The ecology for children’s lives is multifaceted with many people, settings, and transactions. As such, a diversity of expertise is needed to address the ways in which technology fits/influences these contexts and interactions. The consortium brings together members from a variety of disciplines, professional contexts, and cultural backgrounds, including child development researchers, education and family practitioners, and media and technology developers. Importantly, all consortium members hold a value in science and the use of rigorous and diverse methods to address the complexity of children’s lives and the many ways in which new technologies permeate most, if not all, aspects. The consortium is unique in its efforts to provide balanced and global perspectives on the ways in which media and technology can enhance, supplant, or hinder children’s optimal development. Collectively, the consortium is focused on how best to help children grow to be smarter, stronger, and kinder across cultures and classes.

What are its primary activities?

  • Identifying what is meant by “childhood” and the many contexts and conditions in which media and technology influence children’s development.
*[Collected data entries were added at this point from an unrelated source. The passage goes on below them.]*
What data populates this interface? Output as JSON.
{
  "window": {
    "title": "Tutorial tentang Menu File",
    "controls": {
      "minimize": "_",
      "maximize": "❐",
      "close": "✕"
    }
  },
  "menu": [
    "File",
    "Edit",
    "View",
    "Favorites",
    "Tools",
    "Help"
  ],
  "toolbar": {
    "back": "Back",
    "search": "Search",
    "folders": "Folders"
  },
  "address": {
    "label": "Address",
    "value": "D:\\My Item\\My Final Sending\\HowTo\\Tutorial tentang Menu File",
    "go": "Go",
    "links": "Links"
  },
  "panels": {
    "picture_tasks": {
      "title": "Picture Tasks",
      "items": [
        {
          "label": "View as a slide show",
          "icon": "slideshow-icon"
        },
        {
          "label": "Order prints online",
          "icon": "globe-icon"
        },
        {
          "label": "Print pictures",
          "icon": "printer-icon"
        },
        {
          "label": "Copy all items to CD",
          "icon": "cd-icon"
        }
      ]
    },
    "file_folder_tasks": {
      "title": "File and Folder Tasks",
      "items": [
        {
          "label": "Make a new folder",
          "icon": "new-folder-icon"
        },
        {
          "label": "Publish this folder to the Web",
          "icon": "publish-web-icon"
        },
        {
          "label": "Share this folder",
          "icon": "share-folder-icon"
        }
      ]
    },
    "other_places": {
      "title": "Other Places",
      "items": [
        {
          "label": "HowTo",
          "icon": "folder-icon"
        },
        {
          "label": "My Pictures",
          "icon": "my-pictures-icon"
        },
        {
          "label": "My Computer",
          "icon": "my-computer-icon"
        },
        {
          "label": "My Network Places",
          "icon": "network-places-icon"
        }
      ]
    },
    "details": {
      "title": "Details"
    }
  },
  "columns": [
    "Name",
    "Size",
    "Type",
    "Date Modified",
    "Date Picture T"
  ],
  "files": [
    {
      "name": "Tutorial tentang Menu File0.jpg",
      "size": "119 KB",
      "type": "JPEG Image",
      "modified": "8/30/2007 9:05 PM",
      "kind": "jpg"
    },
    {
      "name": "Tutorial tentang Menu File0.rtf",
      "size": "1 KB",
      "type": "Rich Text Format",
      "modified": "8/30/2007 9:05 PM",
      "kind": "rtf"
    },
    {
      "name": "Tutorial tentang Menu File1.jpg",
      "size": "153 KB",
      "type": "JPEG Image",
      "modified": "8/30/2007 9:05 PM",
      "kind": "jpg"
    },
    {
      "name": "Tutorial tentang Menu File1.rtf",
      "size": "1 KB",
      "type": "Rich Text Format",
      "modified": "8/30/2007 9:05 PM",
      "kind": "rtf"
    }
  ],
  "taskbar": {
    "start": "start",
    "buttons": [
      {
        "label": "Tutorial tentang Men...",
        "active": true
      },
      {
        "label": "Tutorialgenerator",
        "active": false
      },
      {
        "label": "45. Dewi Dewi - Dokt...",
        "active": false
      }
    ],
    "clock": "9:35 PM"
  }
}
This will provide a roadmap for the areas that the consortium will specifically address in studying development in a digital world.
  • Outlining research agendas around the most urgent issues at the intersection of child development and technology.
  • Conceiving of novel, collaborative funding models that permit industry to invest in the research that their R&D processes will benefit from without presenting conflicts of interest to any parties involved.
  • Brokering research-industry-philanthropic partnerships to address specific challenges.
  • Conducting research studies that serve the broader children’s media and tech field.
  • Translating, packaging, and disseminating findings for use not only by media and tech developers, but also by educators, parents, medical professionals, policymakers, and journalists.
  • Hosting cross-sectoral convenings to encourage conversation and collaboration across sectors around issues raised by research findings.